If it's insanely high, like the 0.8 to 0.9 of Sereno's early analyses, this is a good reason to suspect that the characters were cherry-picked (deliberately or just by laziness!) to support the authors' pet hypothesis or that other manipulations were going on.

If it's low for the size of the matrix, like the 0.49 of McGowan (2002, Zool. J. Linn. Soc., albanerpetontids and origin of lissamphibians) for a matrix of 19 ingroup taxa and 41 characters, that shows that the matrix is "balanced" and not (or not much) biased towards any particular hypothesis, even though it's so tiny that one should expect random imbalances from this alone.

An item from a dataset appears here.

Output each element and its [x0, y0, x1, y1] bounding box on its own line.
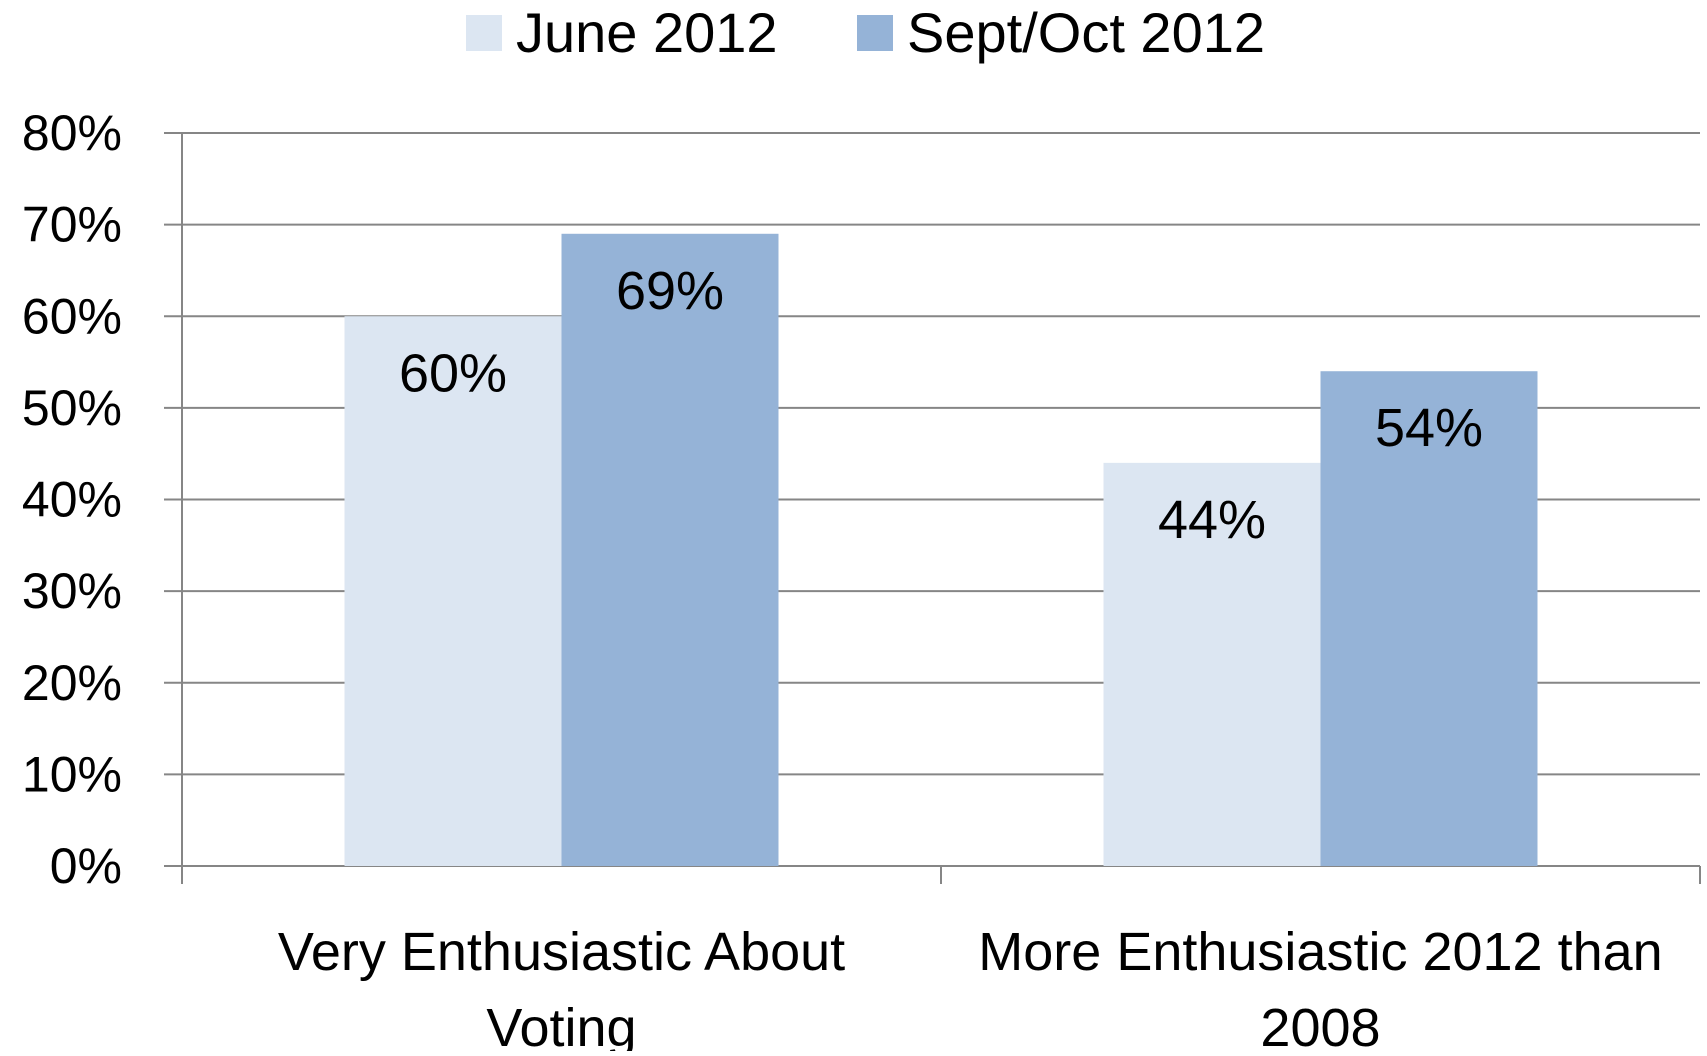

Finally, if it's insanely high but manipulation would be a very unparsimonious assumption, I am suitably impressed. The case I've seen is Rexová et al. (2003, Cladistics). That's an analysis of a matrix with 85 Indo-European languages and 200 meanings. These meanings are taken from a standardized list of 200 meanings that are considered "core vocabulary" (words that are probably less easily borrowed than most others -- body parts, basic kinship terms, personal pronouns...). The aim of that study was to show that vocabulary data alone, without data from grammar or from the sound system, are enough to reconstruct the phylogeny of languages to a useful degree. Some historical linguists had claimed that only morphology (grammar at the word level) is of any use, which would mean that the phylogeny of families of isolating languages (which lack grammatical endings or the like) would be impossible to reconstruct; the CI of 0.84 proves them wrong. Indeed, this incredibly high CI makes me think that core vocabulary could be used to look for relatives of Indo-European, something very few people have ever attempted and some, perhaps many, consider completely futile.